The authors define data quality for LOD weighted by fitness for use in a specified context, and continue to break down quality measures into 5 defined dimensions. The aim of the survey is to compare approaches in the state of the art and quantitative metrics and subjective measures for assessing data quality, to provide explicit measures of quality for LD specifically. The authors find that this is especially important for end users to make effective use of this open, albeit structured and dynamic data.
The survey is based on a small range of recent papers published mostly at conferences and workshops in the Semantic Web community, and a few others in Data/Information/Knowledge Engineering publications.

The survey is quite well timed, as the SW community recognises the need to address challenges by different user types, both technical and not, in "consuming" LD. However, while it covers a good set of the properties of quality that need to be addressed, the breadth of the literature on which it is based is quite narrow. It is a fair argument to make that the field is still relatively new, but this makes it even more important to show where the community can learn from established and verified work in relevant fields. Also, there is no good reason to reinvent the wheel. Starting from existing approaches to measuring data quality, with a focus on other structured data types, would also illustrate what else (or new) this particular approach (LOD) to curating and sharing new data brings to established methods.

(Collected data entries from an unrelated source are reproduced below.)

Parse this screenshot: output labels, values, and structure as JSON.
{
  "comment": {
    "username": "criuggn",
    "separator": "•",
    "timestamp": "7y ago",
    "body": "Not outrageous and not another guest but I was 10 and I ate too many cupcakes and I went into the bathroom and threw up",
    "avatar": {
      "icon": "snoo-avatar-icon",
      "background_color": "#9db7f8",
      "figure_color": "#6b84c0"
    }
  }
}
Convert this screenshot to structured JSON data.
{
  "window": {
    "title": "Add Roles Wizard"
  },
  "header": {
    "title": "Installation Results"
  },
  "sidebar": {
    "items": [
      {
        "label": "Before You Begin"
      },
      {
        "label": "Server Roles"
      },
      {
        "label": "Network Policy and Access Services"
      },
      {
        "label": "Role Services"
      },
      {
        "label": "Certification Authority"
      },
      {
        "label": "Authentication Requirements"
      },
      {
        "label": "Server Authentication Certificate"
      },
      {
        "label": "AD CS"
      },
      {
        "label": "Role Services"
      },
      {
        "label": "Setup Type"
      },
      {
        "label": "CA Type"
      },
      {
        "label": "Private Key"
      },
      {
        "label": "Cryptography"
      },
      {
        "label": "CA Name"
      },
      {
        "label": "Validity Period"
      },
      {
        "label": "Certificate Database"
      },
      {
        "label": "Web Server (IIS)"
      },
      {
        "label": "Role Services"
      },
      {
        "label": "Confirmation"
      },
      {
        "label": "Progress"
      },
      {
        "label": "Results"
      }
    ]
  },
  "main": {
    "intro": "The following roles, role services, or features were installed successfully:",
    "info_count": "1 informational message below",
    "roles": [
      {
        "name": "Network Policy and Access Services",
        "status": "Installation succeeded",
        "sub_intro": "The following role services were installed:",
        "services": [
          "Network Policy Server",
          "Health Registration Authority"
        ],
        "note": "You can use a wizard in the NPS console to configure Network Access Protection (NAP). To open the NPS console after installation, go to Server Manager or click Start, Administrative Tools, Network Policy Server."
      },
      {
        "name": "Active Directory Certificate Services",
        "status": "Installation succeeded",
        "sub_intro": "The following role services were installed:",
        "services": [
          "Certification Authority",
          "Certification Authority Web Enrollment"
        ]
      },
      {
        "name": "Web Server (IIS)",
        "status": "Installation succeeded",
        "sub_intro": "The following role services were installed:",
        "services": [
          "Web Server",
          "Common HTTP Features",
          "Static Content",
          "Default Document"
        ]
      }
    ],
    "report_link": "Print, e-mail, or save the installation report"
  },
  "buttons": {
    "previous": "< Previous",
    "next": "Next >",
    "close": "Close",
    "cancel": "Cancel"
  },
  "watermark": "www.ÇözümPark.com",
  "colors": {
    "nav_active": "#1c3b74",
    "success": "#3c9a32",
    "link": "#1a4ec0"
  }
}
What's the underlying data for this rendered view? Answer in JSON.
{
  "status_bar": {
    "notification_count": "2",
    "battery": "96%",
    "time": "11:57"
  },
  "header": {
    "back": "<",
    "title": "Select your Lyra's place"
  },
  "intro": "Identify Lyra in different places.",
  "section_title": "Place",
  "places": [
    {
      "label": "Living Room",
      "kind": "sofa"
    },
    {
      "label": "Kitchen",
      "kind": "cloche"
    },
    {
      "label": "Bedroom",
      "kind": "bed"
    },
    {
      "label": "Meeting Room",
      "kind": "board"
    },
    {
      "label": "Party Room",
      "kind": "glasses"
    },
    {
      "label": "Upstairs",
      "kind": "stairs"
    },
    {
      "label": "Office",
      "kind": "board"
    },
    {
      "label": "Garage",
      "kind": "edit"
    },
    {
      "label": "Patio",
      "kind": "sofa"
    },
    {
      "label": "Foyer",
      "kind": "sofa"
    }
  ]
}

What criteria were used to select the initial set of articles, then narrow down to the 21 that form the basis of the survey - this information is finally provided in section 2 - a forward reference is needed in the introduction. Also, building this into fig.1 would make it more informative. One key piece of information is missing in section 2 - the criteria applied for "Extracting data for quantitative and qualitative analysis" - which pruned down from 68 to 21.
Further, the authors list 4 reasons for carrying out a review such as that they report - how are these derived? If from existing literature this must be properly cited. If the authors' own work this should be stated, with evidence supporting their validity.

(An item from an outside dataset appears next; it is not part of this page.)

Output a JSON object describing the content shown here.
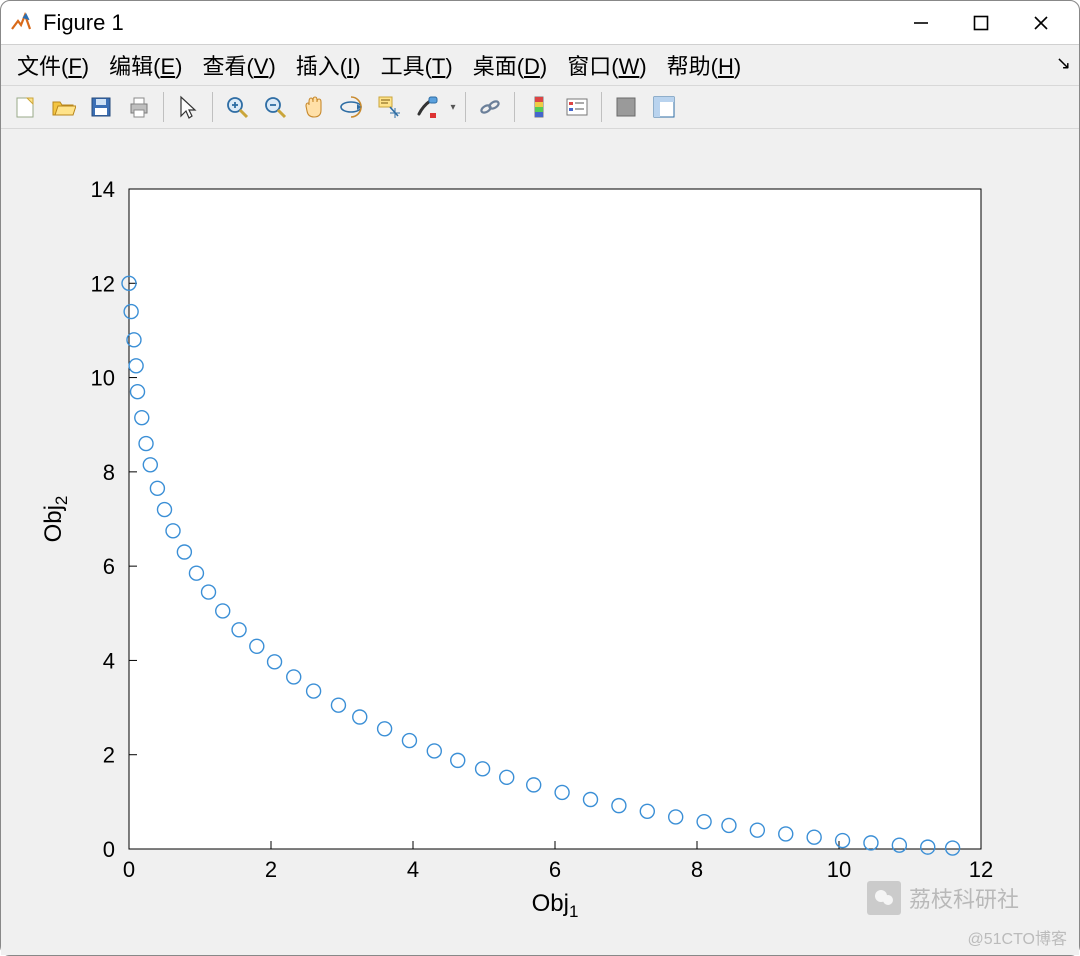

The paper is quite detailed - as would be expected in a survey. It could however be shortened to some extent - section 3 especially makes for tedious reading - the background work could be more concisely presented, and repetition eliminated, especially between the definitions and the explanatory text. S.4.5 could also be summarised.

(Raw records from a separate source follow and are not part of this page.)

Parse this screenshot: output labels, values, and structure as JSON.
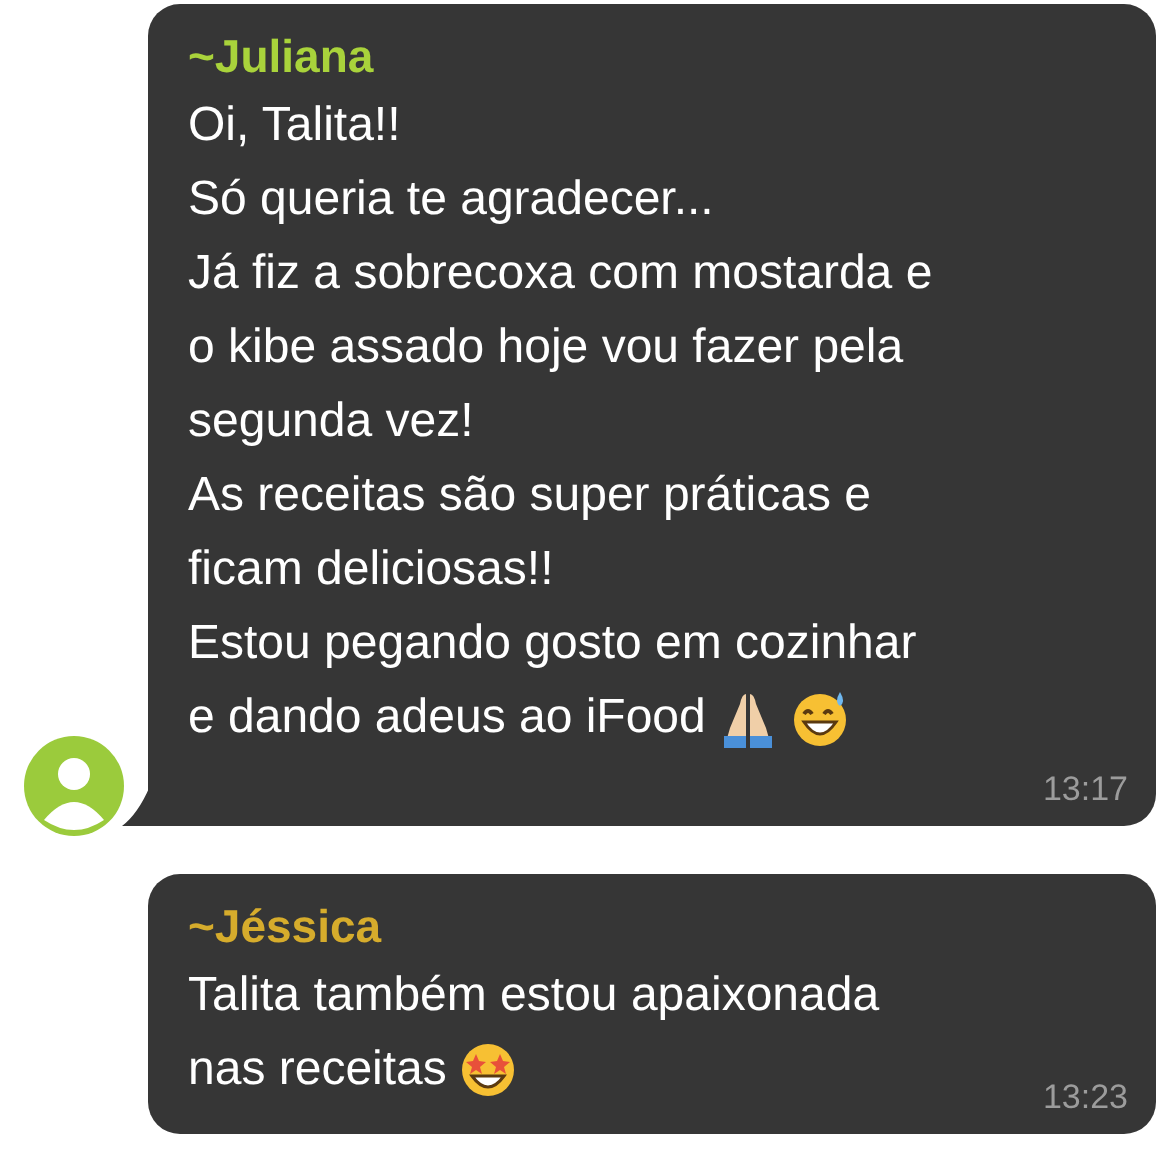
{
  "messages": [
    {
      "sender": "~Juliana",
      "color": "#a9d33b",
      "avatar": true,
      "lines": [
        "Oi, Talita!!",
        "Só queria te agradecer...",
        "Já fiz a sobrecoxa com mostarda e",
        "o kibe assado hoje vou fazer pela",
        "segunda vez!",
        "As receitas são super práticas e",
        "ficam deliciosas!!",
        "Estou pegando gosto em cozinhar",
        "e dando adeus ao iFood"
      ],
      "icons": [
        {
          "kind": "pray"
        },
        {
          "kind": "grin-sweat"
        }
      ],
      "time": "13:17"
    },
    {
      "sender": "~Jéssica",
      "color": "#d6ac2c",
      "avatar": false,
      "lines": [
        "Talita também estou apaixonada",
        "nas receitas "
      ],
      "icons": [
        {
          "kind": "star-struck"
        }
      ],
      "time": "13:23"
    }
  ]
}
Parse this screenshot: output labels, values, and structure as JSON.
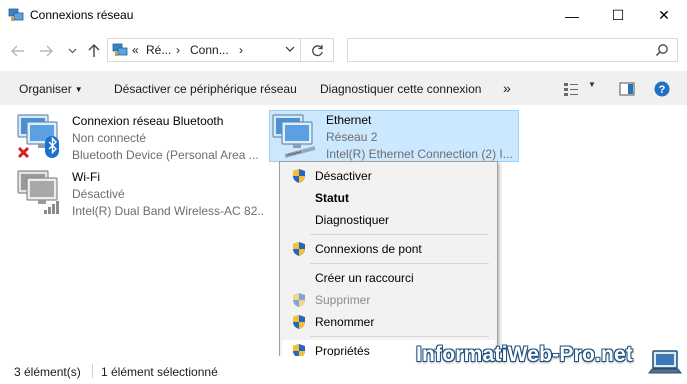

In the conclusions the authors state that their survey classifies tools in relation to, among others, "level of user knowledge" - this is not a header in Table 9 - is this derived? Further, is this knowledge wrt to the tool or the data? Also, why is the implementation of a tool a requirement for a quality methodology proposed in a publication? As their own survey shows, a lot of the measures are not directly measurable, but to a large extent derived using qualitative means. Finally, I would argue that any tool or approach that claims to measure a large and not very closely related set of properties (for data quality) is less likely to be reliable, or at best will give a very high level view - that the approaches were mostly found to be quite specific should be seen as a positive.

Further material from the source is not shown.